The function \(f\) can be interpreted as a one parameter family of images. For every scale \(s>0\) there is an image \(f(\cdot,s)\) that we will refer to frequently as \(f^s\).

The scale-space function \(f\) is the solution of the diffusion equation:

\[f_s = s \, \nabla^2 f = s (f_{xx}+f_{yy})\]

with initial condition \(f(\cdot,0)=f^0\). In fact this differential equation was the starting point for Koenderink in deriving linear scale space (see here). From a practical point of view it is an important equation because it tells us that the change in the function \(f\) due to a small change in scale (going from scale \(s\) to scale \(s+ds\)) is proportional to the Laplacian differential structure of \(f\) at scale \(s\). It shows that scale derivatives may always be exchanged for spatial derivatives.

The Gaussian convolution forms a semi-group in the sense that:

\[G^s \ast G^t = G^\sqrt{s^2+t^2}\]

This implies that first convolving with a Gaussian at scale \(s\) followed by convolving with a Gaussian at scale \(t\) is equivalent with one convolution at scale \(\sqrt{s^2+t^2}\).

7.2. Scale-Space in Practice

Every slice out of a scale-space can be obtained from the ‘zero-scale’ image by a Gaussian convolution: \(f(\cdot,s) = f_0 \ast G^s\). But what comes out of the camera can’t be the zero scale image. An image at scale \(s=0\) is a mathematical abstraction, observing an image always is at some finite scale (the size of the measurement probe).

The image that comes from the camera often serves as the first image in scale space and assuming \(\Delta x=\Delta y = 1\) a zero scale of \(s_0=\half\) is a common choice (as it results in slightly overlapping probes and thus some smoothness when considering neighboring samples).

To construct the scale space starting at the scale of the observed image (\(s_0\)) we have (for \(s>s_0\)):

\[f(\v x, s) = f^0 \ast G^s = f^{s_0} \ast G^{\sqrt{s^2-s_0^2}}\]

7.3. Sampling Scale Space

Every ‘slice’ \(f(\cdot,s)\) out of the scale-space is an image and the equidistant sampling is used for all images:

\[x_i = i\,\Delta x, \quad y_j = j\,\Delta y\]

for \(i=0,\ldots,n_x-1\) and \(j=0,\ldots,n_y-1\).

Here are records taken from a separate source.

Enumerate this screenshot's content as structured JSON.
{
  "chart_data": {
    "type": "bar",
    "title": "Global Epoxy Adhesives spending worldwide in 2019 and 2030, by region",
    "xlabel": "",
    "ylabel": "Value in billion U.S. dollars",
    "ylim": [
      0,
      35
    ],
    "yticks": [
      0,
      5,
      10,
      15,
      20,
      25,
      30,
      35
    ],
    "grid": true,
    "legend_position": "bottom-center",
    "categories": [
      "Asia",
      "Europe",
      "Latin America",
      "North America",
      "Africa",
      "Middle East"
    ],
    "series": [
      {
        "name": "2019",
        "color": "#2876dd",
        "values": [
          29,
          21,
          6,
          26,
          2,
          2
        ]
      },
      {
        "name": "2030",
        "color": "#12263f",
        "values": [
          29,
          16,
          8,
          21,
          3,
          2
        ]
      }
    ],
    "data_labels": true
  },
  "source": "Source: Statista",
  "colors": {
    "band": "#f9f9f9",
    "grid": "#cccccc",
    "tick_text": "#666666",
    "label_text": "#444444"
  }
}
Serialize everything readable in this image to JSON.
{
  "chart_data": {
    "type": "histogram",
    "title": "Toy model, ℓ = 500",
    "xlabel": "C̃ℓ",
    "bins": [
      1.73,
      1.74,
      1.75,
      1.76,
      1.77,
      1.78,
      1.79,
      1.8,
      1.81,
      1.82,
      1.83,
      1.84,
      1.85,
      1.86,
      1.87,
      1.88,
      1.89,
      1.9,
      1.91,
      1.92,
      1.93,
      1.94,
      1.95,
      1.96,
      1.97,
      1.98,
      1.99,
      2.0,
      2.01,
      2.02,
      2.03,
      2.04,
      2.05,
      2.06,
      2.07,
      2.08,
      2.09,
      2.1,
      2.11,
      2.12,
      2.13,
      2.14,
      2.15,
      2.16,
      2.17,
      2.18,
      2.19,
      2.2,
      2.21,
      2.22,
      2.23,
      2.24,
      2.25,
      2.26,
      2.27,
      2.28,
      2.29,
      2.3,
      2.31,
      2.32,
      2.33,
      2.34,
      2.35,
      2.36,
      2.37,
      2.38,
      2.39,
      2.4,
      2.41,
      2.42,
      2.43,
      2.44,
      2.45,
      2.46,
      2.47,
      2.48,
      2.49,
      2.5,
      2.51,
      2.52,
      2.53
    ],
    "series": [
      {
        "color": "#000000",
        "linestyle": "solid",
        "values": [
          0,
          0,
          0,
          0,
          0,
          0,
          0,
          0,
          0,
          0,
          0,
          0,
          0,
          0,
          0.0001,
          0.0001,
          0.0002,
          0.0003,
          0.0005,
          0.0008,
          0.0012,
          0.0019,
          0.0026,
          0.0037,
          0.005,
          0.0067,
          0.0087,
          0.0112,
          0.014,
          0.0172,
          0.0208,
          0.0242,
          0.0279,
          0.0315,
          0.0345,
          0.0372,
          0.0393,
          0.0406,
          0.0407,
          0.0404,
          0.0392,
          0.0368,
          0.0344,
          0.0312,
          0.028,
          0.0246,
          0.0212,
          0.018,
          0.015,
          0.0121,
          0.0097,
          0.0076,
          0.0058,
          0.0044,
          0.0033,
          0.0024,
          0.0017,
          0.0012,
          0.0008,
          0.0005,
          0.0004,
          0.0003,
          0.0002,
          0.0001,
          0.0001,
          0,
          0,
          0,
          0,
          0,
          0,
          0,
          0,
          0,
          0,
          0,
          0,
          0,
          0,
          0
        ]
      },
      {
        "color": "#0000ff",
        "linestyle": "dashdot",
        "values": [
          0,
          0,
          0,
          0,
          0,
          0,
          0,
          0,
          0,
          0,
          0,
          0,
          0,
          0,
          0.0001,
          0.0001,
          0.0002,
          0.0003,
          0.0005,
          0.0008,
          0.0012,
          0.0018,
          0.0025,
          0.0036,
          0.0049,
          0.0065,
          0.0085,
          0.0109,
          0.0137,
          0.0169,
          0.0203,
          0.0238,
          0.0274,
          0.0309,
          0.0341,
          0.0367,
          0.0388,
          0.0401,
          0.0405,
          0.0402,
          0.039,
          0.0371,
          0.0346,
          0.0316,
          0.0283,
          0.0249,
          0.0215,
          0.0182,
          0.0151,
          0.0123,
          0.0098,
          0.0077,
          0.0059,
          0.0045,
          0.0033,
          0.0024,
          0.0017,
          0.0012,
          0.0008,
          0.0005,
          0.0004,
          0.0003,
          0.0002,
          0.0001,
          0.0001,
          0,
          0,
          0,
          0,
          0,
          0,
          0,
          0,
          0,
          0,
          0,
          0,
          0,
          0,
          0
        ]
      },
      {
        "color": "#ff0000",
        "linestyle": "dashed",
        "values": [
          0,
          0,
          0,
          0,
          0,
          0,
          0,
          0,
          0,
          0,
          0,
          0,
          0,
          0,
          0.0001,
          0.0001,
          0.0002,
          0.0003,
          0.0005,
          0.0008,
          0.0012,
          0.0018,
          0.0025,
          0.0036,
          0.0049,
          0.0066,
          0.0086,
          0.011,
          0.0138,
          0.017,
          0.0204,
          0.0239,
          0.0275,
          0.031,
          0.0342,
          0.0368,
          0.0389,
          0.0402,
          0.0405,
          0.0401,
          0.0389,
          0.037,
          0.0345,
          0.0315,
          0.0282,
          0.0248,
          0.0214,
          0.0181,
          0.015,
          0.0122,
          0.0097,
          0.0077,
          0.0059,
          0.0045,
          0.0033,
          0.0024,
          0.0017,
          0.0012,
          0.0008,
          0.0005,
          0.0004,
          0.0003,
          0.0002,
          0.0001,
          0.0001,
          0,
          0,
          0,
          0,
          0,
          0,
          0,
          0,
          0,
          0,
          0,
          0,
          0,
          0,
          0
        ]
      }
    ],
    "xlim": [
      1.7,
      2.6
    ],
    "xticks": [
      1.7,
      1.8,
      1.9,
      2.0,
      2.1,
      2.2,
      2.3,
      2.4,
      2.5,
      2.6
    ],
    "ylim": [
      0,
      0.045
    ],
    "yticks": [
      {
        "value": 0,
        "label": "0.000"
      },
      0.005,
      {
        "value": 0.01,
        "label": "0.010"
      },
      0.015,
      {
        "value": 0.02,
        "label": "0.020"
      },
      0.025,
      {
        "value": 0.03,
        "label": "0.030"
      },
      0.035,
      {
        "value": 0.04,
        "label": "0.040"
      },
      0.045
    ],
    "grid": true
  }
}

Scale has to be sampled logarithmically:

\[s_k = \alpha^k \, s_0\]

for \(k=0,\ldots,n_s-1\) (thus \(\log s\) is sampled equidistantly). The need for logarithmic scale sampling becomes clear if you compare \(f\ast G^1\) with \(f\ast G^2\) and also compare \(f\ast G^{11}\) with \(f\ast G^{12}\). For both pairs the absolute increase in scale is the same, however the visual change in smoothing from \(s=1\) to \(s=2\) is much more profound than the change in smoothing from \(s=11\) to \(s=12\).

The consequence of the semi-group property of the Gaussian convolution is that a scale space can be build incrementally. We don’t have to calculate \(f^{s_k}\) by convolving \(f^{s_0}\) we can convolve a previous slice in scale space to obtain the next one:

\[f^{s_k} = f^{s_{k-1}} \ast G^{\sqrt{s_k^2-s_{k-1}^2}} = f^{s_k} \ast G^{s_0 \alpha^{k-1}\sqrt{\alpha^2-1}}\]

Note that even for the incremental build of the scale space the scale of the Gaussian kernel grows as the scale increases. Burt’s pyramid discussed in the next section is a way to work with a fixed scale Gaussian kernel.